Louis-Ferdinand Céline: Acabou, acabou, certo? Um caso ocorre em silêncio. A partir do momento que não há silêncio, não há nada, certo? Aí você vai me dizer: como você vai fazer isso? O segredo é deformar… deformar o estilo, para captar a emoção. Essa emoção, de onde vem? Ah… Isso vem da natureza pessoal, todo mundo tem emoções, não precisa ser culto… Um demagogo… um logógrafo não é emotivo, um charlatão não excita… Mas você tem que procure emoções, você tem que capturá-las. Capturá-los como? Essa é a grande dificuldade! Por exemplo, suponhamos que amanhã matem o presidente da República, o presidente do Tribunal de Justiça… ou que haja uma violação que apareça por todo o lado… algo extraordinário… bom. Naquele momento você vai a um café, a uma loja, a uma praça, você vê todas as pessoas reunidas, algumas conversando, fazendo frases. Que procuram? Eles procuram o tom emocional. O tom emocional da situação que se apresenta, eles procuram o tom. E assim que encontraram o tom, ficaram felizes. É o tom do acontecimento, o tom emocional do acontecimento, que é procurado em conversas específicas. A esplanada de um café, com toda aquela gente sobrecarregada que bebe álcool, que se embriaga e que já não tem… Procuram emoção, certo?

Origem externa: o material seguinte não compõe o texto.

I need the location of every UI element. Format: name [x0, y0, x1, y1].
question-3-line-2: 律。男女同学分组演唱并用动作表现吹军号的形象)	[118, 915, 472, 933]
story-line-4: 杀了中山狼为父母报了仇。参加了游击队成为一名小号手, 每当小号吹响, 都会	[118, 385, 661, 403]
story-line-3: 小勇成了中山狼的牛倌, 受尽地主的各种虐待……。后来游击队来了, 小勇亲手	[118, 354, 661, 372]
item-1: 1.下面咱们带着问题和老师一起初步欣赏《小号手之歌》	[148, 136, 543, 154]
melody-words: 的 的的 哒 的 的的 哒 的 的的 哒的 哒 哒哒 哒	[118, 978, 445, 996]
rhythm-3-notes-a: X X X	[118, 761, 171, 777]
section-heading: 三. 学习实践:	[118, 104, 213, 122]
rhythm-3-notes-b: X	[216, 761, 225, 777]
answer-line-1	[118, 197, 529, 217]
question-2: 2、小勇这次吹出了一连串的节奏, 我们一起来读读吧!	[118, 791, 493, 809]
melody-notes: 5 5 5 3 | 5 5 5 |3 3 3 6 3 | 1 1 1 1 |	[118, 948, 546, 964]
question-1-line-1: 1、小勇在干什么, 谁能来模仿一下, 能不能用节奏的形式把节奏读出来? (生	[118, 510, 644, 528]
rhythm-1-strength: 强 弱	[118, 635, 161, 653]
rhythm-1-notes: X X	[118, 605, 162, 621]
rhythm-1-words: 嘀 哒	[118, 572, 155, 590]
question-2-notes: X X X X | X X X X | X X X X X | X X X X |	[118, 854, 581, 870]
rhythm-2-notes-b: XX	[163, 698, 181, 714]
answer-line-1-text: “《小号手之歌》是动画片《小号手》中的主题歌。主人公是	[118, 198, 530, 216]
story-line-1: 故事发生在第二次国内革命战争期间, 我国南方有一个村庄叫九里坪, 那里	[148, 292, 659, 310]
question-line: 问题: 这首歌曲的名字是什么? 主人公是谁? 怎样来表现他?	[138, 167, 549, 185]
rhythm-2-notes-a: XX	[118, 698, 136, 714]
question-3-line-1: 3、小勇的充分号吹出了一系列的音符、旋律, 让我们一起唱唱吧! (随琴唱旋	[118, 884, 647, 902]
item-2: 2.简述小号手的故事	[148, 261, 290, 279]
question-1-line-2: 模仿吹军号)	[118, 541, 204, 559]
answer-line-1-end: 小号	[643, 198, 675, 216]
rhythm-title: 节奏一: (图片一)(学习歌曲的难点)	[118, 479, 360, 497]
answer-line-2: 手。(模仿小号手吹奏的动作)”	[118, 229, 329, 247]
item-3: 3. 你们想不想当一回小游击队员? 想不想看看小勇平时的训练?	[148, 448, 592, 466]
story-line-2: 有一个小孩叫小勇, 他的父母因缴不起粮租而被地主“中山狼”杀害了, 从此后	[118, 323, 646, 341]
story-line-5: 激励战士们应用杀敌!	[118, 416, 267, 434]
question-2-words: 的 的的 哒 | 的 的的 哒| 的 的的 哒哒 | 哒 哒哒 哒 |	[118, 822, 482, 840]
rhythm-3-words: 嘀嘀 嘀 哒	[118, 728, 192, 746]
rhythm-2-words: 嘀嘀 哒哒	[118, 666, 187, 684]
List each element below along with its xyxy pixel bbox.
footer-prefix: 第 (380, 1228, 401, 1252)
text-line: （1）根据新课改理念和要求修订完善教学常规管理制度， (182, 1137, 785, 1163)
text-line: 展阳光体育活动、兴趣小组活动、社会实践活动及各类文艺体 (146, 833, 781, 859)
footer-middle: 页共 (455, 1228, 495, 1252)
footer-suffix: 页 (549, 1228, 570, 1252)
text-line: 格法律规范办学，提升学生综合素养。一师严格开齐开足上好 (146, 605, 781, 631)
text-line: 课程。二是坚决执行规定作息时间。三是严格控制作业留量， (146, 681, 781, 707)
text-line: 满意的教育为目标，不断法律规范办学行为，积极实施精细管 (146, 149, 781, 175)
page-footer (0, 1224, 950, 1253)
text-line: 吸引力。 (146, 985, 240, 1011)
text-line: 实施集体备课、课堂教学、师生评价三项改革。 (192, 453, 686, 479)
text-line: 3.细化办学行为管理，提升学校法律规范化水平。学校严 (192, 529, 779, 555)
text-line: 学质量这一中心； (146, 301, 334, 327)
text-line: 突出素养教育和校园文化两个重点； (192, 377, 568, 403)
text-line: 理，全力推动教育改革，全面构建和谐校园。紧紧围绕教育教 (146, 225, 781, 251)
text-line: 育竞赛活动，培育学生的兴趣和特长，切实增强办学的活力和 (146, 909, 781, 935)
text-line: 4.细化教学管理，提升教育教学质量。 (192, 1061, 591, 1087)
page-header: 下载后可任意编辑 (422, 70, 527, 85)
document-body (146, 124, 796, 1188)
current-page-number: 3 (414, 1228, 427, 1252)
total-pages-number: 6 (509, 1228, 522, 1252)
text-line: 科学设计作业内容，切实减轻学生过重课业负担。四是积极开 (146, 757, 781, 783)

Robert Sadoul: Você está procurando emoção ou matando a emoção que você tem dentro de si?
Louis-Ferdinand Céline: Ah, não, não, não. Eles procuram por ela. Ah, os pobres infelizes… eles nem são infelizes, não são capazes de matar, não são capazes de nada, são brutalizados demais para matar qualquer coisa. Eles balbuciam… copiam gestos para chegar… chutam as coisas, mas nunca conseguem nada. Mas você tem que encontrar a emoção, o tom emocional… e então permanecer aí. Então, uma vez encontrado o tom emocional que você procurava, você pega o estilo e torce, né?… de uma certa forma, ou aperta… essa é a grande dificuldade, a enorme dificuldade. A coisa se apresentou… Então a gente tem um estilo, se é que se pode dizer isso… a famosa história de “o estilo é o homem” durou um tempo, né?, e então, por exemplo, é impossível temos neste momento o mesmo estilo de 1900. Por quê? Porque muita coisa aconteceu, muita invenção cruzou o estilo, virou mingau. O estilo Paul Bourget, o estilo Anatole France, tudo isso é impossível porque… É possível quando fazemos arqueologia, quando nos apoiamos com nostalgia no passado. Obviamente, entendo muito bem o prazer que se pode sentir ao escrever assim. Mas não é atual. E a mensagem também não é atual, nem a mensagem nem nada parecido. O estilo emocional é a única coisa que resta ao homem, porque o problema… a mecânica abrange tudo. Vamos à descrição… cinema faz muito melhor, né? Os impressionistas deixaram o ateliê. Tinha os retratos, as pinturas… Le Radeau de la Méduse , certo? Bem, ninguém quer mais fazer um Le Radeau de la Méduse. Óbvio que com o romance, agora, um romance excelente, um romance admirável como esse do… tipo… não quero machucar ninguém, mas ei, romances excelentes, né? São escritos com luz de ateliê.. … são escritas como a pintura da época de Jean-Paul Laurens. Maria Chapdelaine , por exemplo, que é… uma coisinha muito simpática, né?, mas ela não é emotiva, ela é uma descrição, a insistência nas situações, etc. Bom. Mas para isso tem muitos truques, tem a medicina, que avançou muito, a pesquisa, que se multiplicou, que informa tudo isso… não precisa ficar procurando nos livros, né ? Enquanto a emoção… ficamos com a emoção. Porque, por exemplo, é preciso dizer, né?, os atos essenciais da vida repousam na emoção, e não vou insistir mais… porque não quero assustar o rádio.